Un fallimento annunciato, una perdita di tempo, uno spreco di denaro, la possibile (e definitiva) fine del ruolo privilegiato dell’Italia in Libia: ecco cosa rappresenta il nuovo accordo sull’immigrazione illegale che origina dalla Libia Occidentale.
Un accordo che prevede fondi Europei per 200 milioni, la fornitura (il regalo sarebbe meglio dire) di altri dieci pattugliatori alla Marina Libica (unico vero sponsor del “governo” Serraj), e il divieto di ingresso in acque libiche delle navi della missione marittima europea nel Mediterraneo.
Ecco leggendo queste poche righe non riusciamo a capire se chi ha pensato (non chi ha firmato) questo accordo sia in malafede o se abbia ricevuto i briefing della situazione sul campo (a Tripoli e non solo) da Topolino in persona.

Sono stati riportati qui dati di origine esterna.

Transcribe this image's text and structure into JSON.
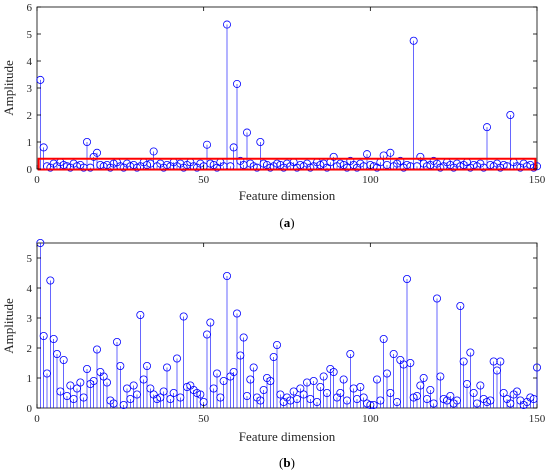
{
  "chart_data": [
    {
      "type": "stem",
      "panel_label": "(a)",
      "xlabel": "Feature dimension",
      "ylabel": "Amplitude",
      "xlim": [
        0,
        150
      ],
      "ylim": [
        0,
        6
      ],
      "xticks": [
        0,
        50,
        100,
        150
      ],
      "yticks": [
        0,
        1,
        2,
        3,
        4,
        5,
        6
      ],
      "grid": false,
      "stem_color": "#0000ff",
      "highlight_box": {
        "x_range": [
          0.5,
          149.5
        ],
        "y_range": [
          -0.02,
          0.38
        ],
        "color": "#ff0000"
      },
      "x": [
        1,
        2,
        3,
        4,
        5,
        6,
        7,
        8,
        9,
        10,
        11,
        12,
        13,
        14,
        15,
        16,
        17,
        18,
        19,
        20,
        21,
        22,
        23,
        24,
        25,
        26,
        27,
        28,
        29,
        30,
        31,
        32,
        33,
        34,
        35,
        36,
        37,
        38,
        39,
        40,
        41,
        42,
        43,
        44,
        45,
        46,
        47,
        48,
        49,
        50,
        51,
        52,
        53,
        54,
        55,
        56,
        57,
        58,
        59,
        60,
        61,
        62,
        63,
        64,
        65,
        66,
        67,
        68,
        69,
        70,
        71,
        72,
        73,
        74,
        75,
        76,
        77,
        78,
        79,
        80,
        81,
        82,
        83,
        84,
        85,
        86,
        87,
        88,
        89,
        90,
        91,
        92,
        93,
        94,
        95,
        96,
        97,
        98,
        99,
        100,
        101,
        102,
        103,
        104,
        105,
        106,
        107,
        108,
        109,
        110,
        111,
        112,
        113,
        114,
        115,
        116,
        117,
        118,
        119,
        120,
        121,
        122,
        123,
        124,
        125,
        126,
        127,
        128,
        129,
        130,
        131,
        132,
        133,
        134,
        135,
        136,
        137,
        138,
        139,
        140,
        141,
        142,
        143,
        144,
        145,
        146,
        147,
        148,
        149,
        150
      ],
      "values": [
        3.3,
        0.8,
        0.1,
        0.05,
        0.2,
        0.1,
        0.25,
        0.15,
        0.1,
        0.05,
        0.2,
        0.1,
        0.15,
        0.05,
        1.0,
        0.05,
        0.45,
        0.6,
        0.15,
        0.1,
        0.15,
        0.05,
        0.2,
        0.25,
        0.1,
        0.05,
        0.2,
        0.1,
        0.15,
        0.05,
        0.1,
        0.25,
        0.15,
        0.2,
        0.65,
        0.1,
        0.2,
        0.05,
        0.15,
        0.1,
        0.25,
        0.1,
        0.2,
        0.05,
        0.15,
        0.25,
        0.1,
        0.05,
        0.2,
        0.1,
        0.9,
        0.2,
        0.15,
        0.05,
        0.25,
        0.1,
        5.35,
        0.1,
        0.8,
        3.15,
        0.3,
        0.15,
        1.35,
        0.2,
        0.1,
        0.05,
        1.0,
        0.2,
        0.15,
        0.05,
        0.1,
        0.2,
        0.15,
        0.05,
        0.2,
        0.1,
        0.25,
        0.05,
        0.15,
        0.1,
        0.2,
        0.05,
        0.1,
        0.25,
        0.15,
        0.2,
        0.05,
        0.25,
        0.45,
        0.1,
        0.2,
        0.15,
        0.05,
        0.3,
        0.15,
        0.05,
        0.2,
        0.1,
        0.55,
        0.15,
        0.1,
        0.05,
        0.25,
        0.5,
        0.15,
        0.6,
        0.1,
        0.2,
        0.3,
        0.05,
        0.15,
        0.1,
        4.75,
        0.1,
        0.45,
        0.2,
        0.1,
        0.15,
        0.3,
        0.2,
        0.05,
        0.1,
        0.25,
        0.15,
        0.05,
        0.2,
        0.1,
        0.15,
        0.25,
        0.05,
        0.15,
        0.1,
        0.2,
        0.05,
        1.55,
        0.15,
        0.1,
        0.2,
        0.05,
        0.15,
        0.1,
        2.0,
        0.25,
        0.1,
        0.05,
        0.2,
        0.1,
        0.15,
        0.05,
        0.1
      ]
    },
    {
      "type": "stem",
      "panel_label": "(b)",
      "xlabel": "Feature dimension",
      "ylabel": "Amplitude",
      "xlim": [
        0,
        150
      ],
      "ylim": [
        0,
        5.5
      ],
      "xticks": [
        0,
        50,
        100,
        150
      ],
      "yticks": [
        0,
        1,
        2,
        3,
        4,
        5
      ],
      "grid": false,
      "stem_color": "#0000ff",
      "x": [
        1,
        2,
        3,
        4,
        5,
        6,
        7,
        8,
        9,
        10,
        11,
        12,
        13,
        14,
        15,
        16,
        17,
        18,
        19,
        20,
        21,
        22,
        23,
        24,
        25,
        26,
        27,
        28,
        29,
        30,
        31,
        32,
        33,
        34,
        35,
        36,
        37,
        38,
        39,
        40,
        41,
        42,
        43,
        44,
        45,
        46,
        47,
        48,
        49,
        50,
        51,
        52,
        53,
        54,
        55,
        56,
        57,
        58,
        59,
        60,
        61,
        62,
        63,
        64,
        65,
        66,
        67,
        68,
        69,
        70,
        71,
        72,
        73,
        74,
        75,
        76,
        77,
        78,
        79,
        80,
        81,
        82,
        83,
        84,
        85,
        86,
        87,
        88,
        89,
        90,
        91,
        92,
        93,
        94,
        95,
        96,
        97,
        98,
        99,
        100,
        101,
        102,
        103,
        104,
        105,
        106,
        107,
        108,
        109,
        110,
        111,
        112,
        113,
        114,
        115,
        116,
        117,
        118,
        119,
        120,
        121,
        122,
        123,
        124,
        125,
        126,
        127,
        128,
        129,
        130,
        131,
        132,
        133,
        134,
        135,
        136,
        137,
        138,
        139,
        140,
        141,
        142,
        143,
        144,
        145,
        146,
        147,
        148,
        149,
        150
      ],
      "values": [
        5.5,
        2.4,
        1.15,
        4.25,
        2.3,
        1.8,
        0.55,
        1.6,
        0.4,
        0.75,
        0.3,
        0.65,
        0.85,
        0.35,
        1.3,
        0.8,
        0.9,
        1.95,
        1.2,
        1.05,
        0.85,
        0.25,
        0.15,
        2.2,
        1.4,
        0.1,
        0.65,
        0.3,
        0.75,
        0.45,
        3.1,
        0.95,
        1.4,
        0.65,
        0.45,
        0.3,
        0.35,
        0.55,
        1.35,
        0.3,
        0.5,
        1.65,
        0.35,
        3.05,
        0.7,
        0.75,
        0.6,
        0.5,
        0.45,
        0.2,
        2.45,
        2.85,
        0.65,
        1.15,
        0.35,
        0.9,
        4.4,
        1.05,
        1.2,
        3.15,
        1.75,
        2.35,
        0.4,
        0.95,
        1.35,
        0.35,
        0.25,
        0.6,
        1.0,
        0.9,
        1.7,
        2.1,
        0.45,
        0.2,
        0.35,
        0.25,
        0.55,
        0.3,
        0.65,
        0.45,
        0.85,
        0.3,
        0.9,
        0.2,
        0.7,
        1.05,
        0.5,
        1.3,
        1.2,
        0.35,
        0.5,
        0.95,
        0.25,
        1.8,
        0.65,
        0.3,
        0.7,
        0.35,
        0.15,
        0.1,
        0.1,
        0.95,
        0.25,
        2.3,
        1.15,
        0.5,
        1.8,
        0.2,
        1.6,
        1.45,
        4.3,
        1.5,
        0.35,
        0.4,
        0.75,
        1.0,
        0.3,
        0.6,
        0.15,
        3.65,
        1.05,
        0.3,
        0.25,
        0.4,
        0.15,
        0.25,
        3.4,
        1.55,
        0.8,
        1.85,
        0.5,
        0.15,
        0.75,
        0.3,
        0.2,
        0.25,
        1.55,
        1.25,
        1.55,
        0.5,
        0.3,
        0.15,
        0.45,
        0.55,
        0.25,
        0.1,
        0.2,
        0.35,
        0.3,
        1.35
      ]
    }
  ]
}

Il governo Serraj non riesce a controllare nemmeno la totalità della capitale, il responsabile di due tentativi di colpo di stato è ancora a piede libero e comanda senza antagonisti le sua milizia che opera anche all’interno della capitale libica.
Molti leader delle tribù locali fanno affari, per non dire che si sostengono, solo con il traffico di armi e di esseri umani.
Che senso ha quindi questo piano che affida a Al Serraj l’onere e l’onore di fermare in mare gli immigrati che tentato il viaggio verso l’Italia?
In mare già ora le forze libiche di Serraj potrebbero arginare le partenza verso l’Italia, ma non lo fanno più per una scelta politica che per mancanza di mezzi navali. Dobbiamo inoltre ricordare che agire sui barconi già carichi e in viaggio sul mare è cosa pericolosissima, in quel contesto il rischio di affondamenti involontari e stragi di immigrati è altissimo.
Le partenze non si fermano in mare, le partenze si fermano sulla costa, si fermano distruggendo le fabbriche che assemblano i gommoni, si fermano colpendo le tribù che fanno parte di questa organizzazione di nuovi schiavisti.
Ma alle tribù libiche che oggi vivono della gestione dell’immigrazione in Europa è necessario fornire un sostentamento alternativo alle attività illegali, serve fornire alla popolazione libica un sistema sanitario, istruzione, energia, acqua potabile e la speranza di una vita migliore. Per questo serve un governo autorevole, in grado di gestire i beni energetici della Libia, ricavarne un profitto, e con questi profitti dare pane, speranza, lavoro e salute alla popolazione delle Libia; e servono i fondi dell’Occidente per sostenere la popolazione nella transizione, servono ospedali funzionanti gestiti dalla comunità internazionale, centinaia di tecnici e una forza militare sul campo a supporto del governo unitario.
L’unico piano che può funzionare per fermare le parte dalla Libia è quello che abbiamo indicato molti, molti mesi fa (Qui trovate il Link). L’unico piano che può funzionare deve associarsi alla fine del politicamente corretto e al sostegno unanime, di tutta la comunità occidentale, ad un governo, ad un insieme di uomini, o anche ad un uomo solo che possa unificare la Libia.
Non stiamo dicendo che alla Libia sia funzionale un assetto democratico, proprio così, diciamo che serve un uomo forte che metta fine al caos, ad una situazione senza legge e senza ordine, ben peggiore di quella cui la Libia era abituata sotto la dittatura di Gheddafi.